Kuriki, who was making the last push from the final camp, said that "it took too much time to move in deep deep snow."
With a success rate of just 29%, and when one in 10 people die trying to do it, ascending the 29,035 feet to reach the summit of Mount Everest is a monumentally difficult task under the best of circumstances.
Kuriki, however, had to cope with additional challenges that made a difficult task a seemingly impossible one. Despite the loss of his fingers, he made this latest climb by himself, and without oxygen.
It was also the the first attempt anyone has made since a devastating April 25 earthquake killed 19 people
and injured 61 at the mountain's base camp, the deadliest accident in Everest's history.
The Nepalese government closed Everest for the remainder of the spring climbing season after the earthquake, marking the first time in more than four decades that no one made it to the top of the mountain.
By making this latest attempt in the colder months of autumn, Kuriki was making it all the more challenging.

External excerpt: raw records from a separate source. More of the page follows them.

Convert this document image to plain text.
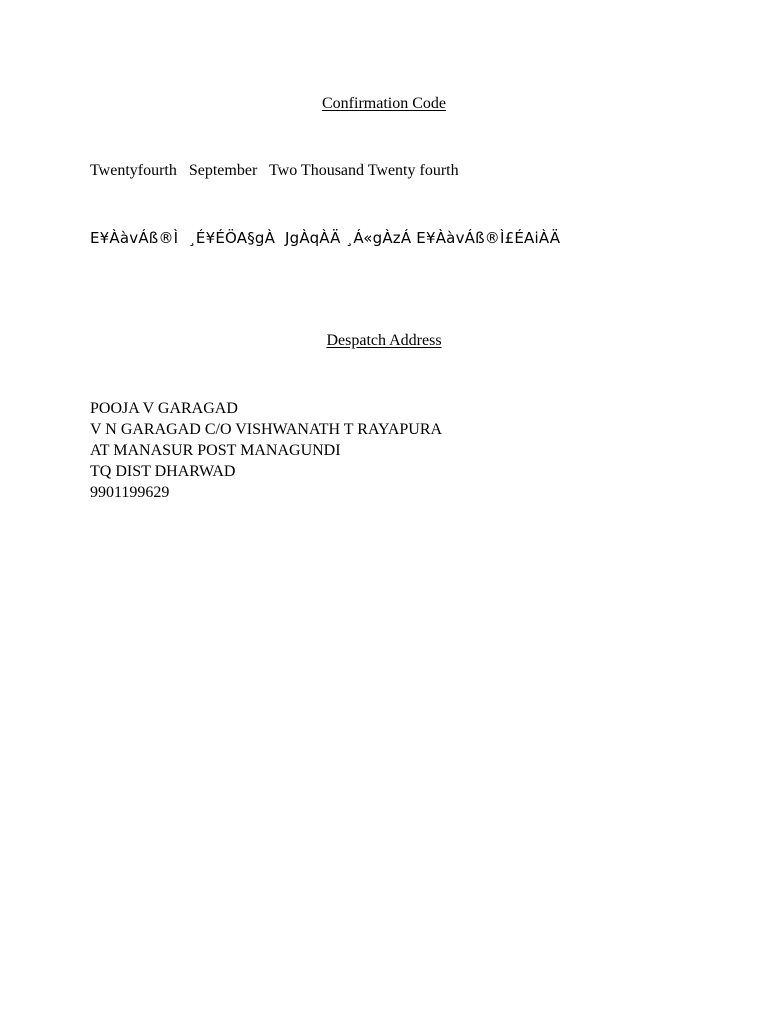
Confirmation Code
Twentyfourth   September   Two Thousand Twenty fourth
E¥ÀàvÁß®Ì  ¸É¥ÉÖA§gÀ  JgÀqÀÄ ¸Á«gÀzÁ E¥ÀàvÁß®Ì£ÉAiÀÄ
Despatch Address
POOJA V GARAGAD
V N GARAGAD C/O VISHWANATH T RAYAPURA
AT MANASUR POST MANAGUNDI
TQ DIST DHARWAD
9901199629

Kuriki seems to thrive off challenges, however, and hopes to inspire others with his extraordinary perseverance
"I believe everybody in the world has his or her own mountain in life," he told CNN on the eve of his climb
. "Many people might stop climbing or challenging themselves because others judge them negatively or it seems tough.'
"By climbing and webcasting from Everest, I want to tell people that we can try together and share our adventures in life so they can keep trying for their dream."